# Made a wonderful dinner the other night



## Maestro (Apr 23, 2010)

Made a pan-seared sirloin with a red wine sance. My wife made basil/garlic mashed potatoes to go along with it. I rubbed the sirloin down with a crushed peppercorn/allspice combo and made the red wine sauce with shallots and a tasty zinfandel. It all turned out so very nice. Then, poured glasses of the zinfandel to accompany the food. Yum.


----------



## Leanne (Apr 23, 2010)

That does sound really nice.


----------



## Maestro (Apr 23, 2010)

Thanks Leanne!


----------



## Runningwolf (Apr 23, 2010)

Sounds really good, but if you really want to tease us show a picture next time!


----------



## Maestro (Apr 23, 2010)

Runningwolf said:


> Sounds really good, but if you really want to tease us show a picture next time!

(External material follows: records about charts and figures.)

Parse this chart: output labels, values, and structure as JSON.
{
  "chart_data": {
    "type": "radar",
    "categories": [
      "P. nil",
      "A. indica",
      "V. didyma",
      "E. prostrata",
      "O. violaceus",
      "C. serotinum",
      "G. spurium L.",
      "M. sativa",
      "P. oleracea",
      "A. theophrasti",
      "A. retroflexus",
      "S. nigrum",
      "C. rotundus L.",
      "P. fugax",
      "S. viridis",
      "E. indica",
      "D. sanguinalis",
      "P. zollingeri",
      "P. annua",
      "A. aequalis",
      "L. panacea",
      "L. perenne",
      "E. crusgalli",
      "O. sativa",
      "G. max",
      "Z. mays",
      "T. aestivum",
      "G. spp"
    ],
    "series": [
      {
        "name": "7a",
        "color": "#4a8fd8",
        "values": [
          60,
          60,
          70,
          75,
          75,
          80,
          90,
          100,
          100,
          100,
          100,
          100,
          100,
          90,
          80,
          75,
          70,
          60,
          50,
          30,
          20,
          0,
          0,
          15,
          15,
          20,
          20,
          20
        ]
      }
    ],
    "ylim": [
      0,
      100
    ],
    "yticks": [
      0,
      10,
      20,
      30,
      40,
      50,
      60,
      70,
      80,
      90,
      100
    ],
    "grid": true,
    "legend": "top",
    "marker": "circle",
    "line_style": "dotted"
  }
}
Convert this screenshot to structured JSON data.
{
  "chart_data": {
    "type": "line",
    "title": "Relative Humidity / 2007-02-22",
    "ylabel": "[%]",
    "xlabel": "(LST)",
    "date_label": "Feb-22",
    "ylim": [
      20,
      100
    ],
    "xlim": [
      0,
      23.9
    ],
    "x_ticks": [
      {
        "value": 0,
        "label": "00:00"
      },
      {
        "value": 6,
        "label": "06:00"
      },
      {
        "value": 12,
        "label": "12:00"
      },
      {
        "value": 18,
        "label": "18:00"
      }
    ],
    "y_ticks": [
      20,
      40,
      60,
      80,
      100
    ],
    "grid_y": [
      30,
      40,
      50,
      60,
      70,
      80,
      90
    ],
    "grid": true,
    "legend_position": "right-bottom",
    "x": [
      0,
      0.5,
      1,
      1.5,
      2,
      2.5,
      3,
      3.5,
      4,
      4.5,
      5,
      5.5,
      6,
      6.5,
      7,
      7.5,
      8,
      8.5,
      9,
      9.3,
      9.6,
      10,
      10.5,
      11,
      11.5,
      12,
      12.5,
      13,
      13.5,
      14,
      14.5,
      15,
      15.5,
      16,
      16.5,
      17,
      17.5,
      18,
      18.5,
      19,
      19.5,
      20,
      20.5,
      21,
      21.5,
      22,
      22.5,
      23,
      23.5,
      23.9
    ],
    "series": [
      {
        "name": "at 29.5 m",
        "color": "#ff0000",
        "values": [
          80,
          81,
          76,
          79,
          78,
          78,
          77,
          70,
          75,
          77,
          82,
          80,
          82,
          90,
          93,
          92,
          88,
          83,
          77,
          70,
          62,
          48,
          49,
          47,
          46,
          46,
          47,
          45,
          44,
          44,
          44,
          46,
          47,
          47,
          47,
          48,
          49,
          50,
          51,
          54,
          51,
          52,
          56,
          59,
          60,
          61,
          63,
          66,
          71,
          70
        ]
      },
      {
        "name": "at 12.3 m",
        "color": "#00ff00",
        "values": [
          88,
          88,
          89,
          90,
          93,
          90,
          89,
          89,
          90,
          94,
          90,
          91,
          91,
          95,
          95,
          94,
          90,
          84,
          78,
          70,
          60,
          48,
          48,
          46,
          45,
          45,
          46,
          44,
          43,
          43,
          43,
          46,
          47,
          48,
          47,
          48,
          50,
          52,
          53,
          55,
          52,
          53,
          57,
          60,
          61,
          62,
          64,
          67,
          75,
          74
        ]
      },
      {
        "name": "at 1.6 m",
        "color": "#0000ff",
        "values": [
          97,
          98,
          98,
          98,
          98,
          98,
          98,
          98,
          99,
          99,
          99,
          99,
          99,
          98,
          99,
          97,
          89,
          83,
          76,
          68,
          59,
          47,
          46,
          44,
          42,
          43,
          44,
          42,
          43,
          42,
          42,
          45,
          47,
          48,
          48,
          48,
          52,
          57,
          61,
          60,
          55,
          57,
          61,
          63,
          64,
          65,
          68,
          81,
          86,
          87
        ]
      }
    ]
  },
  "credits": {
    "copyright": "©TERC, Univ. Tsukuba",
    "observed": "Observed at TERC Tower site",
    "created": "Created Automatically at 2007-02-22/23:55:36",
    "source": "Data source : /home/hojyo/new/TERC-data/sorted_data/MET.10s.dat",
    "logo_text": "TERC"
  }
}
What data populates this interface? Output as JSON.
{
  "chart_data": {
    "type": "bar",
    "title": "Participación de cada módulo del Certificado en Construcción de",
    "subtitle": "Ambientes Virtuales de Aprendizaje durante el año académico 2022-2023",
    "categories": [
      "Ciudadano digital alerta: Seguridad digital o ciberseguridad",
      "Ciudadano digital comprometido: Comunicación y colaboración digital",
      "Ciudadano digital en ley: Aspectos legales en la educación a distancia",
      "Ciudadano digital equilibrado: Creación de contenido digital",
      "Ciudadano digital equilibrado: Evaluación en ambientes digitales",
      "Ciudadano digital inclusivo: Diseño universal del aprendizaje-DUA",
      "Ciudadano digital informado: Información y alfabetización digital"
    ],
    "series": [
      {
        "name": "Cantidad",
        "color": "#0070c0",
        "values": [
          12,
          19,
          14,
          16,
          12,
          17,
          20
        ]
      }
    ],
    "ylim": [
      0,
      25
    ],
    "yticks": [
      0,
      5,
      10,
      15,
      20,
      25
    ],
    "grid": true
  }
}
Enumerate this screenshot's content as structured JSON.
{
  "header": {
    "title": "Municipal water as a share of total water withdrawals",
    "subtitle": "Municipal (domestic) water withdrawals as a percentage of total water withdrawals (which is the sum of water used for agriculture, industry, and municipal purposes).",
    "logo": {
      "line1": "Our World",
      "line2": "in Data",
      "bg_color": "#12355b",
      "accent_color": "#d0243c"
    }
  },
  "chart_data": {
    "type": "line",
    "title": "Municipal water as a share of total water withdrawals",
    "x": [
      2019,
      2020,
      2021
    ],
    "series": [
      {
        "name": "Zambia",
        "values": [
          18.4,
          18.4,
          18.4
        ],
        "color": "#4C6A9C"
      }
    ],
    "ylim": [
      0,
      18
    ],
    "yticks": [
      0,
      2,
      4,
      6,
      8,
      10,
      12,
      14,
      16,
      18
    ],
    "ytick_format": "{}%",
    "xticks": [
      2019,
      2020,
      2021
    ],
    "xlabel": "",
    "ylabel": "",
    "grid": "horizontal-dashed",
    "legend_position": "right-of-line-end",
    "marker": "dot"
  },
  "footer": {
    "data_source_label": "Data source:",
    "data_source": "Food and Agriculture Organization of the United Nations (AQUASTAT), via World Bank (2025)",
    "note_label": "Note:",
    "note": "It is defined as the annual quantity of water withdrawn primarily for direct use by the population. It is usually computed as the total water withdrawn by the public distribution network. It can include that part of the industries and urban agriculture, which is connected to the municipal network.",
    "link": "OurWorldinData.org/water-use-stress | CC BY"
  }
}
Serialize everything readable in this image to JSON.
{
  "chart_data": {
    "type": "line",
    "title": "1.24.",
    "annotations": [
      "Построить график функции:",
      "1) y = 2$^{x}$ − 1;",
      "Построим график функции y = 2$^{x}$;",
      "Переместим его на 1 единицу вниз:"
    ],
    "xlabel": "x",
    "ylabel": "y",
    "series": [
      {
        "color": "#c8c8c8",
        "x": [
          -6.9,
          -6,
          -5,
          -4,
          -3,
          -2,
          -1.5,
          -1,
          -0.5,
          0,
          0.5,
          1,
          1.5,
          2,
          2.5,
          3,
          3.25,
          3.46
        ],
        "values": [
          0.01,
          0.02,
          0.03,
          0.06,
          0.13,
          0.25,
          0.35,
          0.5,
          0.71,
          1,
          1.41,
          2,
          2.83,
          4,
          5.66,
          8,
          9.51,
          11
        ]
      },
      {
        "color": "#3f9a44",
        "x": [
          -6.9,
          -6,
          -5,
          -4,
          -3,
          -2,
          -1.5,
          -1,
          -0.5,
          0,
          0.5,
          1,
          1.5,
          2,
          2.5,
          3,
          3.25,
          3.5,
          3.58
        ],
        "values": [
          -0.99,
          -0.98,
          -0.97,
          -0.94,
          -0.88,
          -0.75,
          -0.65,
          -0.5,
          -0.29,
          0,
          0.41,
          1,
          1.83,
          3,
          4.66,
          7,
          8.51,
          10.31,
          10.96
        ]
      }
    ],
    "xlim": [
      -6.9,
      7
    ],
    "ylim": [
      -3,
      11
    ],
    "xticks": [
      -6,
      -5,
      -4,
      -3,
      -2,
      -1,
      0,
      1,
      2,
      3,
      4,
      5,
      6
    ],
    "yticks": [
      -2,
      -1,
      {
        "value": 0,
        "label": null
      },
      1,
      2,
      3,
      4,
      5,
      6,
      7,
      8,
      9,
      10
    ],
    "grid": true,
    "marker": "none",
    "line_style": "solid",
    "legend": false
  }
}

I will most certainly provide pics the next time. lol!


----------



## DesertDance (Jun 1, 2010)

*Cherokee Town and Country*

Hey Maestro! That sounds delish! Club Corp member here! Home club is Cherokee Town & Country in Atlanta! Maybe you can cook that for me and JD whenever we're around!

Don't worry. That's my home club, but live in California now. Golfing here tomorrow as a reciprocal member at Desert Falls Country Club. 
Suzi


----------



## Wade E (Jun 1, 2010)

I dont think I received the invitation, huh, it must have got lost in the mail!


----------